Desde que colocaram o restante da chácara à venda, os irmãos receberam algumas ofertas. ''Mas participar de rolo eu não vou. Meu sonho e nosso objetivo é que a chácara se torne patrimônio municipal, mas caso não seja possível eu vou ter que vender. Nós estamos envelhecendo, principalmente o Arthur, que está com 81 anos, e queremos resolver isso enquanto todos ainda estão vivos'', comenta.
Uma saída, possivelmente menos danosa, de acordo com o presidente do Conselho Municipal de Turismo, Jaime Freiberger, seria a transformação do local num hotel turístico. ''A gente chega a ficar revoltado, por querer preservar as coisas, mas isso não ser possível. A criação de um hotel que mantivesse e conservasse parte da estrutura amenizaria a situação'', diz.
Freiberger lembra que na venda da primeira metade da chácara, o Conselho ''chegou a buscar meios com o poder municipal para adquirir o local e preservá-lo, mas não foi possível'', recorda.
Carlitos recebeu recentemente uma oferta de uma imobiliária para construção de um hotel. ''Me entregaram a planta, mas ainda esperamos um retorno do município, que disse que está buscando uma verba estadual.'' Os irmãos pedem R$ 1,8 milhão pela chácara de aproximadamente 20 mil metros quadrados. ''É um valor baixo, pela localização e toda a riqueza que há aqui. Nós vamos dividir para os três irmãos, até porque só recebemos atualmente a aposentadoria de um salário.''
A prefeitura informou por meio da assessoria que tem grande interesse em adquirir o lugar e transformá-lo num parque ecológico, mas não tem recurso em caixa para comprá-lo. E por conta disso está buscando verbas estaduais e federais.
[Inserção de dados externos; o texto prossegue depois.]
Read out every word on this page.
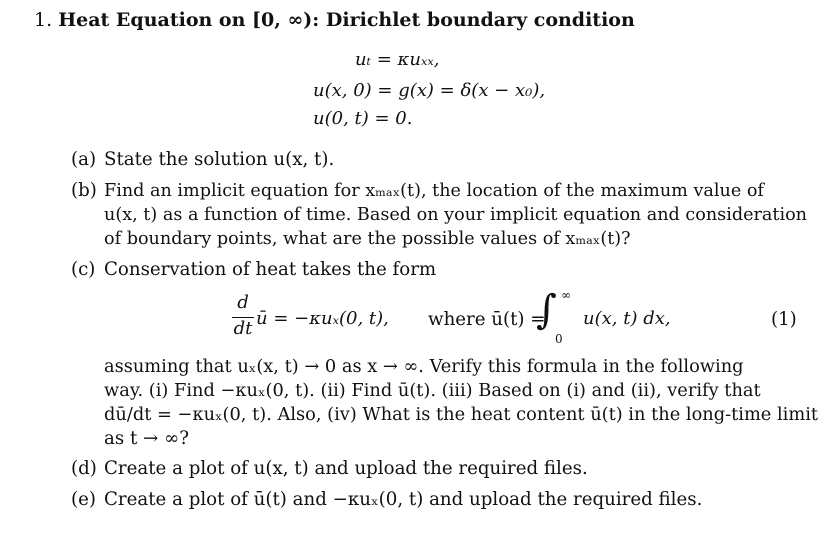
1. Heat Equation on [0, ∞): Dirichlet boundary condition
uₜ = κuₓₓ,
u(x, 0) = g(x) = δ(x − x₀),
u(0, t) = 0.
(a) State the solution u(x, t).
(b) Find an implicit equation for xₘₐₓ(t), the location of the maximum value of
u(x, t) as a function of time. Based on your implicit equation and consideration
of boundary points, what are the possible values of xₘₐₓ(t)?
(c) Conservation of heat takes the form
d
dt ū = −κuₓ(0, t), where ū(t) =
∫ ∞
0
u(x, t) dx,	(1)
assuming that uₓ(x, t) → 0 as x → ∞. Verify this formula in the following
way. (i) Find −κuₓ(0, t). (ii) Find ū(t). (iii) Based on (i) and (ii), verify that
dū/dt = −κuₓ(0, t). Also, (iv) What is the heat content ū(t) in the long-time limit
as t → ∞?
(d) Create a plot of u(x, t) and upload the required files.
(e) Create a plot of ū(t) and −κuₓ(0, t) and upload the required files.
No início do ano outro símbolo histórico da cidade, o Hotel Rolândia, uma das primeiras construções do município em 1934 foi vendido. A prefeitura adquiriu a estrutura em madeira por R$ 33 mil. Uma empresa foi contratada para desmontar o hotel e construí-lo novamente ao lado da antiga Estação Ferroviária, onde será instalado o centro cultural da cidade.
Conforme a assessoria, o desmonte já foi realizado e até o final de agosto a montagem do hotel deve ser iniciada. O custo do trabalho é de R$ 58 mil.(D.B.)